The results show that sample’s themes matches 47.1698113% of the
bestsellingmanga.
With the results from the three sample sizes, we can see that the higher the sample size, the lower the percentage of genres/themes that match the top five in bestsellingmanga. None of these samples reach past 70% meaning there are a lot of genres/themes that manga can fit into and the odds of writing for something more likely to get popular is low.
The three variables I decided to look: if there’s an anime adaptation, it’s genres, and it’s themes where all shown to have an affect on the success of a new manga to varies degree.
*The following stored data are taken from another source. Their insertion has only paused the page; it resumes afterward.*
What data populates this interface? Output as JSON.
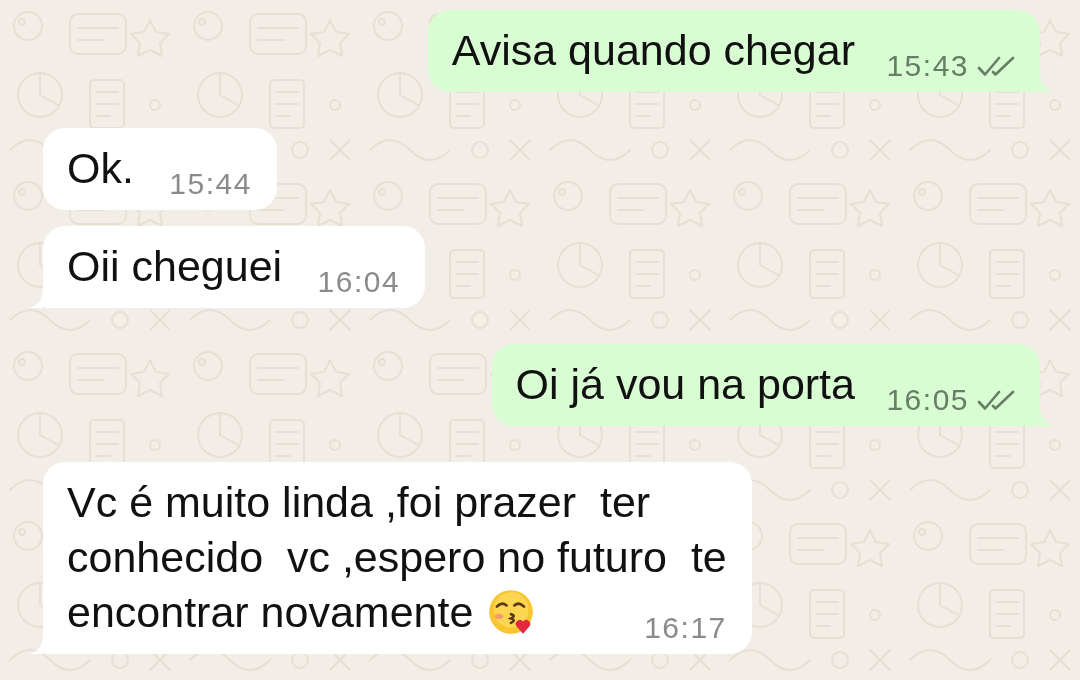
{
  "messages": [
    {
      "kind": "outgoing",
      "lines": [
        "Avisa quando chegar"
      ],
      "time": "15:43",
      "delivered": true,
      "read": false,
      "tail": true
    },
    {
      "kind": "incoming",
      "lines": [
        "Ok."
      ],
      "time": "15:44",
      "tail": false
    },
    {
      "kind": "incoming",
      "lines": [
        "Oii cheguei"
      ],
      "time": "16:04",
      "tail": true
    },
    {
      "kind": "outgoing",
      "lines": [
        "Oi já vou na porta"
      ],
      "time": "16:05",
      "delivered": true,
      "read": false,
      "tail": true
    },
    {
      "kind": "incoming",
      "lines": [
        "Vc é muito linda ,foi prazer  ter",
        "conhecido  vc ,espero no futuro  te",
        "encontrar novamente"
      ],
      "emoji": true,
      "time": "16:17",
      "tail": true
    }
  ]
}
Anime adaptations was the strongest factor as it has a 17:82 (without/with an adaptation) for best selling mangas which resulted in a ~82.82% chance that a best-selling manga had an anime. This is probably due to people who watch a lot of anime will see this new show/movie and if they like it, will check out the manga behind it.
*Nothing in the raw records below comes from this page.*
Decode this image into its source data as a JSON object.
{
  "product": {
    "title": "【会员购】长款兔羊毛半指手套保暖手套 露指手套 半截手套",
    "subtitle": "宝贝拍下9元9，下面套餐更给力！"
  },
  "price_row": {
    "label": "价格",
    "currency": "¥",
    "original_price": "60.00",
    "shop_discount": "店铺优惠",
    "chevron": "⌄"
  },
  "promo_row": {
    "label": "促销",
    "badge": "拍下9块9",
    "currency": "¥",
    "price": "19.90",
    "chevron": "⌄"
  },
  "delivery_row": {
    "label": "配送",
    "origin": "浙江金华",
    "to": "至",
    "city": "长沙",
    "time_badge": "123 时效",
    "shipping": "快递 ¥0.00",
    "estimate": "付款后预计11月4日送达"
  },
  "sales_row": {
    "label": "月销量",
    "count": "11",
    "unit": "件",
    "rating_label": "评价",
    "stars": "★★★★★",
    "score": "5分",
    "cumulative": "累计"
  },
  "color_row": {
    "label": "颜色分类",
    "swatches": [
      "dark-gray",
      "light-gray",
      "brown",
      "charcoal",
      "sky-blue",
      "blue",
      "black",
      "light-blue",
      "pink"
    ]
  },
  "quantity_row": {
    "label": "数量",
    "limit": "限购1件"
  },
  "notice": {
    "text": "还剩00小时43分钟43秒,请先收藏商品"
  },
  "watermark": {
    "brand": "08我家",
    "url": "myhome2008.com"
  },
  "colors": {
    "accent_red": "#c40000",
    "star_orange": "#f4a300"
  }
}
Genres & Themes had clear subject topics that a lot of the best selling mangas fall under. This can not be a __. There are certain genres that the public or the manga reading community gravitate_ towards more. So if your new manga happens to fall in those topics, it could have more eyes/readers looking at it because it’s writing about something popular.
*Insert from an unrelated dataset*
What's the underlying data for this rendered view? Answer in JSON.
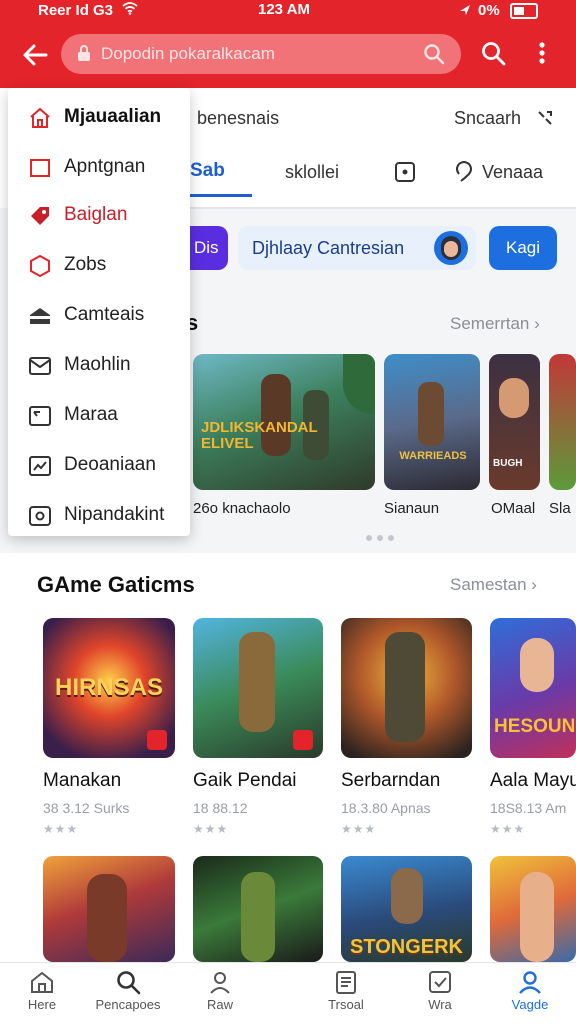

For my one feature that we did not talk about in class, I created my presentation through RMarkdown presentation. I did not know that was something you can do until I saw it as an example. It was super easy to use especially since I can just transfer my code directy from my RMarkdown document. My big takeaway/next step would be to figure out how to change font size or crop words/code because some of my slides had lines go off the page.
For my clean up and analysis, I used a lot of for loops that slowed my computer down especially my failed attempt at incorporating myanimelist_anime where I tried to for loop twice through the 64,833 rows of myanimelist_manga. My takeway for this is learning how to do the calculations I did without for loops. For example, I realized after but for the sample size percentag calculations, could have done sum(str_detect(samp\(genres, head(top_genres\)genre, 5)) for each genre (or theme) in the sample size and added it up.
Next steps in general for this project would be diving more into testing samples using probability and testing more variables that might have also be big success factors (i.e. start_date, anime_length).